Holding listening sessions is an effective way to take the temperature of teams within an organization. Similar to focus groups, listening sessions invite people to talk openly about their experiences and concerns while leaders listen and observe. Feedback from participants helps leaders gauge what is and what is not working so they can begin changing things for the better. When employees feel heard and changes are made based on their input, trust within the organization will solidify.
Employee resource groups (ERGs) are also effective for helping employees feel valued when they are members of a diverse team. Employee-led and with entirely voluntary participation, ERGs bring together people who have shared experiences and characteristics such as ethnicity, gender and/or interests. The groups create valuable connections and foster a community of support in the workplace. Meetings can be held in person or virtually, depending on the needs and preferences of the organization and employees. The important thing is that ERG members stay engaged, regardless of the setting.
Ground rules are necessary for both listening sessions and ERGs to ensure everyone has the opportunity to participate and to keep meetings on track. A resource guide titled ERGs: A Vital Resource in Times of Disruption and Crisis recommends creating consistent protocols across the organization for ensuring everyone has the chance to speak, asking participants to introduce themselves before speaking, sticking with time limits for speakers and meetings, and establishing regular cadences for meetings.
Creating safe spaces for team members to share their insights and experiences opens the door for real dialogue. While participating in an expert panel interview of Young Entrepreneur Council members for Forbes, Terry Tateossian, a founding partner at Socialfix Media, said “approaching difficult conversations truthfully and directly, but also with empathy and compassion, has been the best approach” to having difficult conversations.
In the same Dec. 30, 2020, Forbes feature, Danielle Allen, the managing partner at Building Impact, suggested demonstrating care and connection is the best way to address bad news. When discussions are held with empathy, honesty and respect, they can bring teams together rather than further polarize team members.
Lead by Example
All of the work applied to creating an organizational culture built on trust, communication, compassion and respect can be undermined by a leader whose actions do not align with their words. When a manager shows their team they are willing to put in the work, they will be respected and appreciated, which will translate to higher productivity.
As a step toward achieving these results, the ERG resource guide mentioned earlier suggests creating a reverse mentorship program in which ERG leaders consult with and coach managers. Establishing such a program is an excellent way for leaders to learn from employees and to be held accountable for their actions and commitments.
Additionally, promoting self-care in the workplace by doing things such as offering mental health days and family programs will create a community of well-rounded employees. Self-care is equally essential for leaders. An exhausted or stressed-out leader may inadvertently sow negativity among team members. Taking time to fill the tank, making sure needs are met and prioritizing healthy choices such as rest and recreation can benefit the bottom line. As the saying goes, one cannot pour from an empty cup.

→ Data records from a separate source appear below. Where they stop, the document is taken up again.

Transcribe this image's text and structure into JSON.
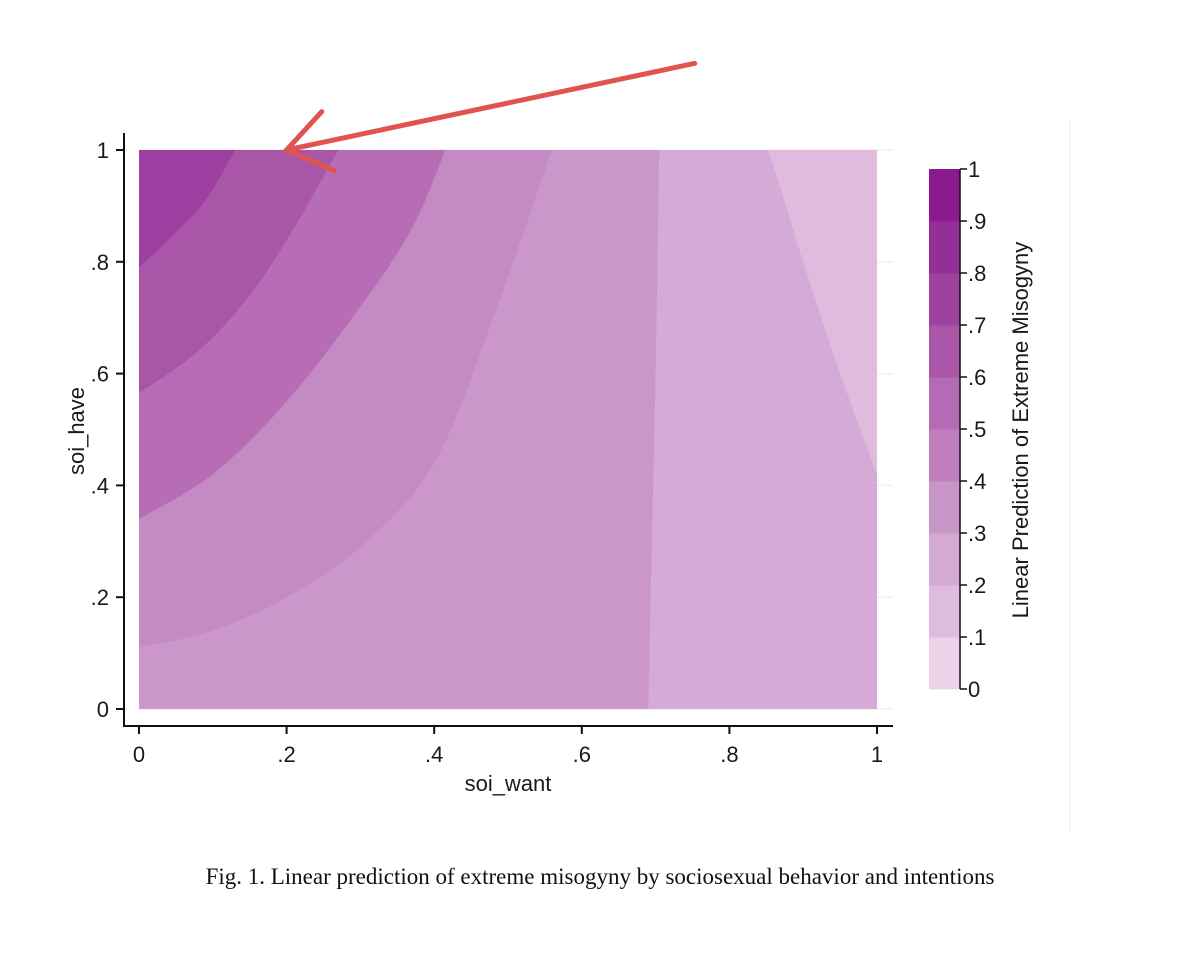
{
  "chart_data": {
    "type": "heatmap",
    "subtype": "filled-contour",
    "xlabel": "soi_want",
    "ylabel": "soi_have",
    "xlim": [
      0,
      1
    ],
    "ylim": [
      0,
      1
    ],
    "x_ticks": [
      0,
      0.2,
      0.4,
      0.6,
      0.8,
      1
    ],
    "x_tick_labels": [
      "0",
      ".2",
      ".4",
      ".6",
      ".8",
      "1"
    ],
    "y_ticks": [
      0,
      0.2,
      0.4,
      0.6,
      0.8,
      1
    ],
    "y_tick_labels": [
      "0",
      ".2",
      ".4",
      ".6",
      ".8",
      "1"
    ],
    "grid": true,
    "colorbar": {
      "title": "Linear Prediction of Extreme Misogyny",
      "levels": [
        0,
        0.1,
        0.2,
        0.3,
        0.4,
        0.5,
        0.6,
        0.7,
        0.8,
        0.9,
        1
      ],
      "tick_labels": [
        "0",
        ".1",
        ".2",
        ".3",
        ".4",
        ".5",
        ".6",
        ".7",
        ".8",
        ".9",
        "1"
      ],
      "colors": [
        "#ebd3e9",
        "#dfbcde",
        "#d4a9d4",
        "#c996ca",
        "#bf7fbf",
        "#b46bb4",
        "#a955a8",
        "#9e42a0",
        "#952f98",
        "#8a1a8d"
      ],
      "placement": "right"
    },
    "contour_boundaries": [
      {
        "level": 0.2,
        "points": [
          [
            0.69,
            0
          ],
          [
            0.695,
            0.3
          ],
          [
            0.7,
            0.6
          ],
          [
            0.705,
            1
          ]
        ]
      },
      {
        "level": 0.1,
        "points": [
          [
            1.0,
            0.42
          ],
          [
            0.95,
            0.6
          ],
          [
            0.9,
            0.8
          ],
          [
            0.865,
            0.95
          ],
          [
            0.852,
            1
          ]
        ]
      },
      {
        "level": 0.3,
        "points": [
          [
            0,
            0.11
          ],
          [
            0.1,
            0.14
          ],
          [
            0.2,
            0.2
          ],
          [
            0.3,
            0.29
          ],
          [
            0.4,
            0.44
          ],
          [
            0.48,
            0.7
          ],
          [
            0.56,
            1
          ]
        ]
      },
      {
        "level": 0.4,
        "points": [
          [
            0,
            0.34
          ],
          [
            0.1,
            0.42
          ],
          [
            0.2,
            0.55
          ],
          [
            0.3,
            0.72
          ],
          [
            0.37,
            0.86
          ],
          [
            0.415,
            1
          ]
        ]
      },
      {
        "level": 0.5,
        "points": [
          [
            0,
            0.565
          ],
          [
            0.08,
            0.64
          ],
          [
            0.15,
            0.74
          ],
          [
            0.21,
            0.86
          ],
          [
            0.27,
            1
          ]
        ]
      },
      {
        "level": 0.6,
        "points": [
          [
            0,
            0.79
          ],
          [
            0.04,
            0.84
          ],
          [
            0.09,
            0.91
          ],
          [
            0.13,
            1
          ]
        ]
      }
    ],
    "region_fill_colors": [
      "#d4a9d4",
      "#dfbcde",
      "#c996ca",
      "#bf7fbf",
      "#b46bb4",
      "#a955a8",
      "#9e42a0"
    ],
    "annotations": [
      {
        "kind": "arrow",
        "color": "#e0534f",
        "from": [
          0.753,
          1.155
        ],
        "to": [
          0.2,
          1
        ]
      }
    ],
    "caption": "Fig. 1. Linear prediction of extreme misogyny by sociosexual behavior and intentions"
  }
}
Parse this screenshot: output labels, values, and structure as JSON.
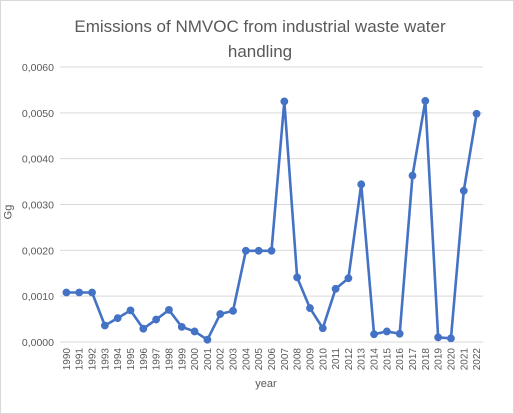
{
  "chart_data": {
    "type": "line",
    "title": "Emissions of NMVOC from industrial waste water handling",
    "xlabel": "year",
    "ylabel": "Gg",
    "ylim": [
      0,
      0.006
    ],
    "yticks": [
      "0,0000",
      "0,0010",
      "0,0020",
      "0,0030",
      "0,0040",
      "0,0050",
      "0,0060"
    ],
    "categories": [
      "1990",
      "1991",
      "1992",
      "1993",
      "1994",
      "1995",
      "1996",
      "1997",
      "1998",
      "1999",
      "2000",
      "2001",
      "2002",
      "2003",
      "2004",
      "2005",
      "2006",
      "2007",
      "2008",
      "2009",
      "2010",
      "2011",
      "2012",
      "2013",
      "2014",
      "2015",
      "2016",
      "2017",
      "2018",
      "2019",
      "2020",
      "2021",
      "2022"
    ],
    "series": [
      {
        "values": [
          0.00108,
          0.00108,
          0.00108,
          0.00036,
          0.00052,
          0.00069,
          0.00029,
          0.00049,
          0.0007,
          0.00033,
          0.00023,
          5e-05,
          0.00061,
          0.00068,
          0.00199,
          0.00199,
          0.00199,
          0.00525,
          0.00141,
          0.00074,
          0.0003,
          0.00116,
          0.00139,
          0.00344,
          0.00017,
          0.00023,
          0.00018,
          0.00363,
          0.00526,
          0.0001,
          8e-05,
          0.0033,
          0.00498
        ]
      }
    ],
    "grid": true,
    "legend": "none",
    "line_color": "#4472c4",
    "grid_color": "#d9d9d9",
    "text_color": "#595959"
  }
}
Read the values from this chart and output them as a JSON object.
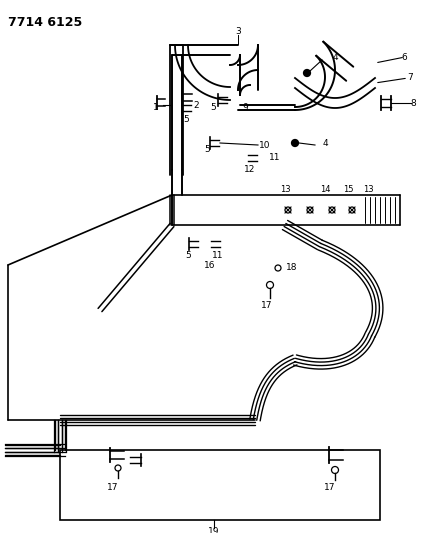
{
  "title": "7714 6125",
  "bg": "#ffffff",
  "lc": "#000000",
  "figsize": [
    4.28,
    5.33
  ],
  "dpi": 100
}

Mental fitness app Calm offers a free self-care guide for human resources professionals. Find it at tinyurl.com/38csaz8r.
While leaders face many challenges during this time, it is important to maintain the proper perspective. Creating a foundation of trust, leading with empathy and making time for self-care will be essential to successfully leading diverse teams in the post-pandemic workplace. These components are proven to boost productivity, increase engagement and cultivate a thriving and innovative organization.